The Rev. Charles M. Kopp, pastor of the Baptist Narkis Street Congregation, a 100-member Christian church in West Jerusalem, made his comments Thursday evening at a World Evangelical Alliance prayer meeting titled "A Call to Prayer for the Middle East" at the Salvation Army International Social Justice Commission in New York City.
Kopp was born in Los Angeles, California, and has been living in Israel for 48 years among both Muslims and Jews, and says he enjoys both groups equally. He has been leading the diverse Baptist Narkis Street Congregation for 22 years.
Kopp began his speech by acknowledging that Israel is "crucial to world peace" as it is "at the crossroads of continents...and of the 10/40 Window." The 10/40 Window includes areas of the world with the largest population of non-Christians.
"It's been a bone in the throat of the Islamic world," continued Kopp.
"Islam, the mandate that they have is to recover all land that was once ruled by them, and Israel was Islamic land for centuries. ... But you may think the question next to be answered is: 'What is our relationship with the Jewish people? Are they still chosen today? Do they have a special function in God's economy?' I think that it also needs to be answered," said Kopp.
"One thing that helped me was to consider the 'chosenness' question," he added. "The Jews were not chosen to lord it over the rest of the world.

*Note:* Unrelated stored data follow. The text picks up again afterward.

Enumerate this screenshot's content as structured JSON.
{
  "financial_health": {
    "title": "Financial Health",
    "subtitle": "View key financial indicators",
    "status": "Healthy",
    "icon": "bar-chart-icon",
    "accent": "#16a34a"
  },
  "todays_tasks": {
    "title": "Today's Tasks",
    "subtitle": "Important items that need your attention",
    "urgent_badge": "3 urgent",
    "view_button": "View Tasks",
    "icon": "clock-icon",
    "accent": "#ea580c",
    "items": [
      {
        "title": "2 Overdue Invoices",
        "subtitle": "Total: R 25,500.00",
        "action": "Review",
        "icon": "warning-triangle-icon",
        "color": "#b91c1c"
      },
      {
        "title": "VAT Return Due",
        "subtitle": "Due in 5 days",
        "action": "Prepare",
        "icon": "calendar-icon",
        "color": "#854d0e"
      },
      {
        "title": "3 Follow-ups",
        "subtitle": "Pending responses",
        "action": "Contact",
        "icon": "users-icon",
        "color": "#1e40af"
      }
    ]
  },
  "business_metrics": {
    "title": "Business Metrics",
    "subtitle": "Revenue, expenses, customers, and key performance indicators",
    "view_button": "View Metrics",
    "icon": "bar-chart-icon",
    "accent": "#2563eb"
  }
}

They were assigned to have a special position in God's economy, but they were chosen to serve."
"In God's economy, they were never intended to be the teacher's pet, but they were chosen to serve..." said Kopp. "They've given us the Holy Scriptures, they gave us the prophets, they gave us the apostles, through Christ they gave us the messiah."
"So the Church asks this question: 'how much of a part do they have to play in our day-to-day in 2014? Is there still a place for them?'" he asked.
After stating that "God will have to settle that question in your hearts," Kopp said it was not his place to answer that question, "But God will work things out in His way and His time," he added.
The pastor urged his listeners "to be careful not to jump into judgment and condemn either side," in relation to the Israeli-Palestinian conflict, as God has "called us to love both sides" despite their differences.
He also encouraged attendees to "not be swayed by the media because the media lives on soundbites and slogans."
"And they want quick answers," he added. "They want to call international tribunals about war crimes. They want to wrap up the situation tidily and move on to the next issue, but this issue in the Middle East is not going to go away with one sweep of a magic wand, so we have a situation where we can be peacemakers if we'll get to know God's heart for the situation. That is to love people regardless of their background."
In concluding his speech, Kopp encouraged Christians to get to know Palestinians and Jews on a first name basis.
"Go to their homes, eat their foods. Or you invite them to eat your food. [In] that way to break down any stereotype that you might have, any prejudices that you might have for either side and just to hear the thing in their heart, the things that make them rejoice, the things that make them laugh and the things that make them happy. Get to know them, all peoples."
In his closing prayer, Kopp called on God as the "Father of Abraham, Isaac and Jacob" and referred to Him as "God of the Palestinians. God of the Jews." The Christian minister prayed that God would "reach down and move on the hearts" of military leaders, politicians and everyday people. He asked that God would bring His order and the lasting peace that He "wants and desires for that region."